How to Correctly Detect Data Synchronization Finished with Moving Data In-Flight and Moving Data In-Queue?

In our FDB deployment environment, we choose the 3-DC asymmetric configuration recommended in the FDB architecture document. DC1 is the primary, DC2 holds the transactional logs to support HA, and DC3 is the secondary. In our monthly OS maintenance, all VMs in each of DC1, DC2 and DC3 need to go through security patching in phases, with each phase only having one DC to be patched.

If patching host machines one by one, it would lead to multiple VMs being down and up and thus introduce frequent cluster-wide data rebalancing. Instead, when we patch DC1 (similar to DC3), we perform the following steps:

  1. The whole FDB cluster is configured to run only in DC3 (that is, the single-DC mode), and then shutdown DC1 so that the VMs in DC1 can go through security patching.
  2. When DC1’s patching finishes, we re-active DC1’s VMs and thus the FDB processes. So that the whole FDB cluster is back to the two-DC mode, with DC3 being the primary.
  3. At this time, data synchronization between DC1 and DC3 happens, because of changing from one-DC mode to 2-DC mode. We wait until data synchronization finishes.
  4. The FDB cluster is configured to have DC1 to be the primary DC and DC3 to be the secondary DC.

When we perform the DC patching, we turn off the writes to the FDB cluster and only allow the reads to go through. We turn on writes again after Step 4 finishes. To monitor how data synchronization progresses, we extract the following two metrics exported from the FDB’s status.json file:

  1. Moving Data In-Flight
  2. Moving Data In-Queue

In the status.json file retrieved from FDB, these two metrics are at:

“cluster” : {

   “data” : {
          "moving_data": {
                "in_flight_bytes": *,
                "in_queue_bytes": *,

In a recent testing, at Step 3, we observed the following behavior for “moving data in-flight”:

The above plot shows the time duration from 22:32 pm to 1:52 am, totally 3 hours 20 minutes. The peak happened almost instantaneously after DC1’s VMs recovered from patching, but it took such a long time for data to be synchronized and still at the end, at 1:52 am, 4.1 GB was reported for moving data in-flight.
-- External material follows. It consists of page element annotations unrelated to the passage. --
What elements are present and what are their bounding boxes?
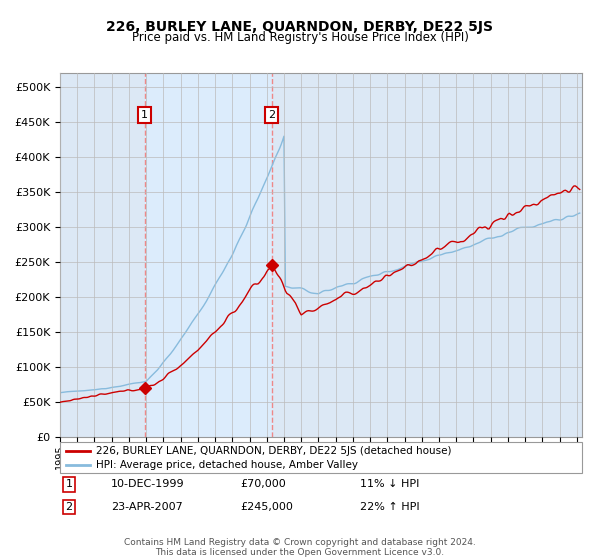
Text: Contains HM Land Registry data © Crown copyright and database right 2024.
This d: Contains HM Land Registry data © Crown c… [124,538,476,557]
Text: £70,000: £70,000 [240,479,286,489]
Text: 11% ↓ HPI: 11% ↓ HPI [360,479,419,489]
Text: HPI: Average price, detached house, Amber Valley: HPI: Average price, detached house, Ambe… [96,460,358,470]
Text: 1: 1 [65,479,73,489]
Text: £245,000: £245,000 [240,502,293,512]
Text: Price paid vs. HM Land Registry's House Price Index (HPI): Price paid vs. HM Land Registry's House … [131,31,469,44]
Bar [145,73,272,437]
Text: 23-APR-2007: 23-APR-2007 [111,502,183,512]
Text: 2: 2 [65,502,73,512]
Text: 1: 1 [141,110,148,120]
Text: 10-DEC-1999: 10-DEC-1999 [111,479,185,489]
Text: 22% ↑ HPI: 22% ↑ HPI [360,502,419,512]
Text: 226, BURLEY LANE, QUARNDON, DERBY, DE22 5JS: 226, BURLEY LANE, QUARNDON, DERBY, DE22 … [107,20,493,34]
Text: 2: 2 [268,110,275,120]
Text: 226, BURLEY LANE, QUARNDON, DERBY, DE22 5JS (detached house): 226, BURLEY LANE, QUARNDON, DERBY, DE22 … [96,446,452,456]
And the plot for “moving data in-queue” is the following:

Like moving data in-flight, the peak of data to be-moved in queue, 5.0 TB, happens after DC1’s VMs recovered from patching, at around 22:30 pm, and in fact, the maximum total amount of reported moving data in-queue is the total amount of data stored in the key/value store (one data copy). Note that the above curve does show the gradual decay of moving data in-queue. Visually, at 00:20 am, that is, 2 hours after switching from one-DC mode to two-DC mode, the moving data in-queue was completed. But if we pick some time segment, from example, from 1:05 am to 1:20 am, we can still some local peak as shown below:

But the local peak of 14 GB, compared to the global peak of moving data in-queue of 5.0 TB, is negligible.

I am aware that the FDB cluster constantly performs data re-balancing and re-partitioning, and it happens in the background. Still we like to reduce the impact of data re-balancing to our real-time read/write traffic. Specific to the situation that we have on datacenter patching related maintenance, during the entire patching duration, we purposely stop the write traffic to avoid large data synchronization. I believe that data re-balancing happens due to the switching from the state in which DC3 being a single datacenter holding the data, to the state in which DC1 and DC3 both holding data. In fact, DC1, after being patched and then turned on, should have almost exact data copies to DC3, as we do not have writes during the patching period.

My questions related to data synchronization are the following:

  1. What do “moving data in flight” and “moving data in queue” really mean? What is the difference between these two metrics?
  2. What would be the criteria to safely identify the time when data synchronization is finished, due to datacenter configuration switching? It seems that if we choose “moving data in-queue”, the detection is much easier, based on the above plots related to “moving data in-queue”. But what about “moving data in-flight”, what can it tell us about? And should we also rely on “moving data in-flight” to determine when data synchronization finishes?
  3. What would be other good indicators from the reported FDB status.json that can help detect that data synchronization is finished?

For the first question, the data distributor will queue the shard relocate request issued in an in-memory queue but not start relocation immediately. So the moving data in queue means the size of relocation the data distributor wants to do in the future, but haven’t started. By contrast, in flight means that relocation has started (destination team start pull shards from the src team) but haven’t finished getting all involved shards moved to the destination.